Tuesday, November 19, 2013

MIni-Post: The Past Isn't Even Past -- Unless You Use "Proactive Analytics"

I'm referring here to a quote from William Faulkner:  "The past isn't dead.  It isn't even past."  More specifically, I am noting the degree to which past mistakes in dealing with the customer get embedded in the organization, and hence repeated, leading to greater and greater aggravation that eventually results in a divorce over what seems to the organization to be the most trivial of customer pretexts.

I was reminded of this quote when I visited one of the demo booths at IOD 2013 and found a fascinating example of the application of artificial intelligence to analytics -- so-called "proactive analytics."  Essentially, the app combs through past data to see if it's consistent, or whether some of it is possibly wrong, and then comes up with a suggested change to the data or metadata (as in, a change to one's model of the customer) to fit the amended data.
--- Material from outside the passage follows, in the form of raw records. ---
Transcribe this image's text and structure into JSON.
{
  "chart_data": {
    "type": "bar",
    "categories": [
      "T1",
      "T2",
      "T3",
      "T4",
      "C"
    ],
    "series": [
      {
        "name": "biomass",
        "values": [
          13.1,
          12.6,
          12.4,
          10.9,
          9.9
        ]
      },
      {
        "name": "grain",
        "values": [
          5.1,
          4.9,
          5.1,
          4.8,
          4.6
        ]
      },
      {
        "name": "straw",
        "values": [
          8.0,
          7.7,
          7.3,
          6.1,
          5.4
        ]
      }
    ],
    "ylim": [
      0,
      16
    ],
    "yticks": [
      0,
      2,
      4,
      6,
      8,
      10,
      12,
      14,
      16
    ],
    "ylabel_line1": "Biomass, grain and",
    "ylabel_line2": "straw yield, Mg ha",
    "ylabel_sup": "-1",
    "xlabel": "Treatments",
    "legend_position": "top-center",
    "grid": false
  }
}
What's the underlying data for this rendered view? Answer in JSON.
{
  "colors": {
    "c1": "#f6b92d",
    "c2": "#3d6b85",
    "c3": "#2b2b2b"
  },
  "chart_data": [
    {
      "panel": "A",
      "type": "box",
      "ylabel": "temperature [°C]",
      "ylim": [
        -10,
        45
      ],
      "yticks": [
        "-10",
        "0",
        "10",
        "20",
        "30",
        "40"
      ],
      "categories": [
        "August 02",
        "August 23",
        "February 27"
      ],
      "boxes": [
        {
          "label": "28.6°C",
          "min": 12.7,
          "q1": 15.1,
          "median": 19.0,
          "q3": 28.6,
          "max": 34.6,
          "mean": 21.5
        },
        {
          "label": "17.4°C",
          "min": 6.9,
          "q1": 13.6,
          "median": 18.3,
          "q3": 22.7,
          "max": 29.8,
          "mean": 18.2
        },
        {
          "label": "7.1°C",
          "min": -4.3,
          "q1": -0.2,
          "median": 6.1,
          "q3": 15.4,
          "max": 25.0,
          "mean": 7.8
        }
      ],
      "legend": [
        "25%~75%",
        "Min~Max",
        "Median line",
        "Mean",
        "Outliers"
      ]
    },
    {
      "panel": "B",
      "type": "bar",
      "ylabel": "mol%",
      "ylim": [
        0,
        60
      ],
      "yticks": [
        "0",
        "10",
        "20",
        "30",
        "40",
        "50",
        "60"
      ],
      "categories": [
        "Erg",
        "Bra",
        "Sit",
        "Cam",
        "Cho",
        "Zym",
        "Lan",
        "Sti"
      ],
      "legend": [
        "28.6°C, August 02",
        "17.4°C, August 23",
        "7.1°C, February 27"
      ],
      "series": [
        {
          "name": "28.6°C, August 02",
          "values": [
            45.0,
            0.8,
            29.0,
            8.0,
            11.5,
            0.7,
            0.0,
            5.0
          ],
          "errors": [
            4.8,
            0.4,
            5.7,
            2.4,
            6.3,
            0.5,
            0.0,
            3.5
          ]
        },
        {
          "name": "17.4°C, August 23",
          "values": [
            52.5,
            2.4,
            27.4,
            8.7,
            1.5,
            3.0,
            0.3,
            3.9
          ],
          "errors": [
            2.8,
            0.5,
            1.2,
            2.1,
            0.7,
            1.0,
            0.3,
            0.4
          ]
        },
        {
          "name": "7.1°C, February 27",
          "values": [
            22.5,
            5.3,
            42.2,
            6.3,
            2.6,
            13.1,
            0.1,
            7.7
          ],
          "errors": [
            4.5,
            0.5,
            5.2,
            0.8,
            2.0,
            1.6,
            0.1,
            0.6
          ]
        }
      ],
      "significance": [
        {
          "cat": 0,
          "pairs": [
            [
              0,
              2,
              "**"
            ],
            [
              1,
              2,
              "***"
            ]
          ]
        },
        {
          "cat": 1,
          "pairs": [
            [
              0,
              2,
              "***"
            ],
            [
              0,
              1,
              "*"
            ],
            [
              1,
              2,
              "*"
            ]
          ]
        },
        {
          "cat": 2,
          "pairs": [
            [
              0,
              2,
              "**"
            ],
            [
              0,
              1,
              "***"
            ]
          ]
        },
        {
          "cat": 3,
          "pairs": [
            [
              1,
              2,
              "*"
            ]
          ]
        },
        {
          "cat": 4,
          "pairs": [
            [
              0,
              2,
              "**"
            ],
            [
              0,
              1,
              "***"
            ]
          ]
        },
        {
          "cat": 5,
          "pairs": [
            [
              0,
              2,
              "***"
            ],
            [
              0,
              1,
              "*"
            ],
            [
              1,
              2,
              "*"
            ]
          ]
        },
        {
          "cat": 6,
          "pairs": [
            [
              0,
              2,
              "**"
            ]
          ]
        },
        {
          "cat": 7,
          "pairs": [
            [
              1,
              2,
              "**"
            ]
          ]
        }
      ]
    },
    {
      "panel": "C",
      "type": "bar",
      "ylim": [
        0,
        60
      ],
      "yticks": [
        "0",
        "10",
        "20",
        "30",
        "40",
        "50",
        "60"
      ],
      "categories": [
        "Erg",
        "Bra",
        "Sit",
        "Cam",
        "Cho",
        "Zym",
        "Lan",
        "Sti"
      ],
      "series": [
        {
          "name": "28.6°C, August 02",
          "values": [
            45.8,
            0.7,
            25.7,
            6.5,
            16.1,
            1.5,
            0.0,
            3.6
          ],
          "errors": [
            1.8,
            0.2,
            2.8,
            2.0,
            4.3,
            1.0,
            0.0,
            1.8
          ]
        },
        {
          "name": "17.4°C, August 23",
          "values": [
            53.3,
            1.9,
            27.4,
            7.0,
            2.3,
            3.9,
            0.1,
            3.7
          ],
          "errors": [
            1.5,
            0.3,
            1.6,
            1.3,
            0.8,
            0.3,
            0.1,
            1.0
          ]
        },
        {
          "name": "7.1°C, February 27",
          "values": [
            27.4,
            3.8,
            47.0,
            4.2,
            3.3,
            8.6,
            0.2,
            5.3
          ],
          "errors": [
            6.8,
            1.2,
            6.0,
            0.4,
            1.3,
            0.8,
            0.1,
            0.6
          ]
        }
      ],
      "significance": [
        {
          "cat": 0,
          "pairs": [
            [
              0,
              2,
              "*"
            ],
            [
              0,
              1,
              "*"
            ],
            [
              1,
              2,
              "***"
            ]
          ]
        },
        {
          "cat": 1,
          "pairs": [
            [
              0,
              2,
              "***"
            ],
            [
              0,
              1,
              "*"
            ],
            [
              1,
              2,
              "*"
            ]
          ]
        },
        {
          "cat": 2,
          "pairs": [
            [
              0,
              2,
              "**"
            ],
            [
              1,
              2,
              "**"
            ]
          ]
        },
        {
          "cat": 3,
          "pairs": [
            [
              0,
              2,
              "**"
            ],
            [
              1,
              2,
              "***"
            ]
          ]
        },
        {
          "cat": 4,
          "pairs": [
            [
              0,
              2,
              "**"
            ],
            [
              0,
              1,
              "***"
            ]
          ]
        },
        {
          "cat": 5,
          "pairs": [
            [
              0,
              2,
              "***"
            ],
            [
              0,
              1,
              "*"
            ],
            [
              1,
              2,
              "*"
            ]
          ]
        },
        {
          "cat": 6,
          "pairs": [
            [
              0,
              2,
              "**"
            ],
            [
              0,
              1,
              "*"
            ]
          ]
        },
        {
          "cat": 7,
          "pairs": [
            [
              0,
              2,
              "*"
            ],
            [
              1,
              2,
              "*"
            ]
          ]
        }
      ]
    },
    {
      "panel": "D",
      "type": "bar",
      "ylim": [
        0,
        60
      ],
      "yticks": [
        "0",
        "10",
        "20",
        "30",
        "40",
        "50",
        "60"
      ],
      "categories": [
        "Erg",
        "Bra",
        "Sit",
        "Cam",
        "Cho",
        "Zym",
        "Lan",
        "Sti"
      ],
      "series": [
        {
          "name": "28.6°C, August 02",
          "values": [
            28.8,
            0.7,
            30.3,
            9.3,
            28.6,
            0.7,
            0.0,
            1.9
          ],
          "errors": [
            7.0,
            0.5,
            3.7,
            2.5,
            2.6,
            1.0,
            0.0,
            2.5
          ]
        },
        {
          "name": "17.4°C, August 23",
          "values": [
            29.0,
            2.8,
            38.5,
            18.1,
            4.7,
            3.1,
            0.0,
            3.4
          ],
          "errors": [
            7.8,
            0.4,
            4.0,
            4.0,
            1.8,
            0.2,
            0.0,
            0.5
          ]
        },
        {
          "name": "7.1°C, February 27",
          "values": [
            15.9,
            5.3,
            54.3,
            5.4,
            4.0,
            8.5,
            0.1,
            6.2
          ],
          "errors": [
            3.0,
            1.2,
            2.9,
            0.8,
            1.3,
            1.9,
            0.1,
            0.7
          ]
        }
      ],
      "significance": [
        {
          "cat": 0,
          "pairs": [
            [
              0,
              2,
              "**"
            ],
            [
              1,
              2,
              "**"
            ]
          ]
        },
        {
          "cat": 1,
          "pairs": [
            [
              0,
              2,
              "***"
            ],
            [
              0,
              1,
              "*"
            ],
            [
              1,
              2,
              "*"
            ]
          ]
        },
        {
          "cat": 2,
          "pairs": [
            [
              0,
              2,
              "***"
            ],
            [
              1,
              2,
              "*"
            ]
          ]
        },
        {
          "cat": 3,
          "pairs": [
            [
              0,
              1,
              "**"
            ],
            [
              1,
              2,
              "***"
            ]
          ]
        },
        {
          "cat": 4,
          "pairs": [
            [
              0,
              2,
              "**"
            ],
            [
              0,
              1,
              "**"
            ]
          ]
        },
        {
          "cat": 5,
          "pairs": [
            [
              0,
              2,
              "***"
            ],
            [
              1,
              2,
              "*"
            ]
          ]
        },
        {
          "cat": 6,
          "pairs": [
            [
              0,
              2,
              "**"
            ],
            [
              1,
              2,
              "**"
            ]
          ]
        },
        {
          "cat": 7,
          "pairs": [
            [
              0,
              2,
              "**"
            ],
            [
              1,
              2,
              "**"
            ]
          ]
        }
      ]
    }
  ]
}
To me, this is one of the good things about artificial intelligence, as opposed to the "knowledge-base" approach that is somehow supposed to produce human-equivalent intelligence (and about which I have always been a bit skeptical).  One of the key original insights of AI was to divide reasoning into logical (where there is an adequate base of facts to establish a good rule about what to do) and intuitive (where facts are incomplete or unclear, so you have to muddle through to a rule) processes. In intuitive situations, AI found, the quickest way to a rule that gets closest to the underlying reality is to focus on the data that didn't fit, rather than focusing on data that seems to confirm an initial hypothesis.  And so, proactive analytics apparently targets this highly useful AI insight, focusing on what doesn't fit and thereby iteratively coming up with a much better model of the customer or the process.

All this is abstract; but then the demo person came up with an example that every company should drool over;  combing through customer records and detect deceased, moved or terminated customers.  And to me as a customer, this holds out the real possibility that I will no longer get sales literature about an estate-property-sale LLC long since terminated, letters addressed to "Wayne Keywochew, Aberdeen Group" (a stint that ended 9 years ago), or endless magazine subscription offers because of something I once ordered.  Multiply me by millions, and you have an incredible upgrade in your customer relations.